Pay Now or Pay Later – with Interest, and Interest on the Interest

It looks as if America is set to spend $30 billion on the Afghan surge. Now, some members of Congress are asking the President to show them the money. There are two choices: pay now or pay later. Neither choice is appetizing.

To pay now, Congress would be asked to enact some kind of war tax. So, let’s tax the rich, you say, they can afford it. The rich? Anyone making more than you do, of course. But conservatives will tell you taxing people who can afford to invest in the economy is a bad idea. Conservative think tanks can produce instant algorithms showing the negative impact of taxes on jobs, innovation and so on.
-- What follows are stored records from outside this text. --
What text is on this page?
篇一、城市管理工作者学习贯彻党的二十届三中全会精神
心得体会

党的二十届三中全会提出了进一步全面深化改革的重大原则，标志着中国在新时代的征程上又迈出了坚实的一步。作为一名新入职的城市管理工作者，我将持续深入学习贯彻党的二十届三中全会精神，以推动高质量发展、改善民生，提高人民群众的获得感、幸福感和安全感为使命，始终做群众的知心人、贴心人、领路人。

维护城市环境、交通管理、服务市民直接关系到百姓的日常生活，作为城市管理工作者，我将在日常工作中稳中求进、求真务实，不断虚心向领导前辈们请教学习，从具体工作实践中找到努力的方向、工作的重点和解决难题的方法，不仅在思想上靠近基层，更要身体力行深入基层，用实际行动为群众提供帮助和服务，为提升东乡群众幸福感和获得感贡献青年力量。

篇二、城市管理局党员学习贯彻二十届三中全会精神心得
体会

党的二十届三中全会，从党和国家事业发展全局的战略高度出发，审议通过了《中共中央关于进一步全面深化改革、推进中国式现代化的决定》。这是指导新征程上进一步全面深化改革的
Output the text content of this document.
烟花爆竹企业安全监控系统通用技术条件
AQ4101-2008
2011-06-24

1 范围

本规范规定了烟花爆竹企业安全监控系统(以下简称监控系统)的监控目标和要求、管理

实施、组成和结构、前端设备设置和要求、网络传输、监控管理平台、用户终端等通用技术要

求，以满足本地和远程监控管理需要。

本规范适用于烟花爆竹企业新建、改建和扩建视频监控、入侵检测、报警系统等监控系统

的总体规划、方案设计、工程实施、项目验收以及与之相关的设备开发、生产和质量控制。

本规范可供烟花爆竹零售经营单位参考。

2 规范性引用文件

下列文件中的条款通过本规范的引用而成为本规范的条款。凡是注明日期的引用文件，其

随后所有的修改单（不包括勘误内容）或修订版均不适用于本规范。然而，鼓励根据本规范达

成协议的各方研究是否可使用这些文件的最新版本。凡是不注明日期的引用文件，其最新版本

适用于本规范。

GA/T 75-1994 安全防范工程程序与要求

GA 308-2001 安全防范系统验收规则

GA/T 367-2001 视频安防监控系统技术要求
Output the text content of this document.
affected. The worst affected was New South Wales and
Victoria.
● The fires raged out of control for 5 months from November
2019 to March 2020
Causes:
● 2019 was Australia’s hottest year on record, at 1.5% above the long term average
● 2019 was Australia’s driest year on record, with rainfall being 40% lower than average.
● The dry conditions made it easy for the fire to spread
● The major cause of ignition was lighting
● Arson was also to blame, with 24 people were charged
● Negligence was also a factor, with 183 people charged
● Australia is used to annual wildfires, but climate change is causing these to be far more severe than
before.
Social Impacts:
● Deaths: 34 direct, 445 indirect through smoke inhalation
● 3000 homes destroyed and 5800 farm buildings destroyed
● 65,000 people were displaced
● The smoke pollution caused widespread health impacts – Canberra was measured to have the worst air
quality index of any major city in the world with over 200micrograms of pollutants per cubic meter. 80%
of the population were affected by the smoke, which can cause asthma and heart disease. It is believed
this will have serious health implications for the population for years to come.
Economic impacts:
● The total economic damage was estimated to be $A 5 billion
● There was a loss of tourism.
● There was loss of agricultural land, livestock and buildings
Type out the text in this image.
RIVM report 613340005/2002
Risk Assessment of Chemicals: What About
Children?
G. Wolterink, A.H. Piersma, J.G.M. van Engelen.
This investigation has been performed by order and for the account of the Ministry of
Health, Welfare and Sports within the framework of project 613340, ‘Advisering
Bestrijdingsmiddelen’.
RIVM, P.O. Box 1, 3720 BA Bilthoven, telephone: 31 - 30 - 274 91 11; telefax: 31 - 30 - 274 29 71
debtTo pay later, the government issues bonds. Trouble is that bonds pay interest. And the U.S. government doesn’t have the money to pay the interest on the bonds already outstanding – some 12 trillion dollars, if my understanding of the situation is correct. So the government has to borrow money to pay the interest on the bonds. And naturally, there will be interest on that debt, too. You don’t have to be a mathematical genius to see how this creates a vicious cycle that could lead to economic ruin in a hurry.

My father was the kind of person who signed his name instead of reaching for his wallet. And this caused my mother intense distress. She drummed into me the folly of the practice. The formula for success is simple, she preached: Income twenty pounds, expenditure nineteen pounds, nineteen shillings and eleven pence. The formula for failure?  Income twenty pounds, expenditure twenty pounds and one penny. (You probably aren’t familiar with the old British currency used in Jamaica when I was a child, so I’ll translate: income $20, expenditure $19.99 = success; income $20, expenditure $20.01 = failure.)

If I had applied this economic principle to my personal life I would be cruising the Mediterranean today. But that’s another story, as the narrator in “Irma la Douce” would say.

There is another economic principle that I haven’t mentioned. If you are smart, you can borrow money and invest it in a way that produces returns to not only pay the interest and principal but also give you a profit. But this does not apply to the Afghan adventure. The war is making, and will continue to make, a lot of people filthy rich – private contractors like Blackwater and Halliburton, for example, the defense industry, Afghan drug dealers, warlords and political wheeler dealers, and on and on… But there’s no prospect of financial return for the U.S. government.

I’m prepared to bet (although my mother sternly cautioned me against betting) that Congress will opt for more debt instead of a new tax. Once again, it looks as if future American taxpayers will be taken to the cleaners.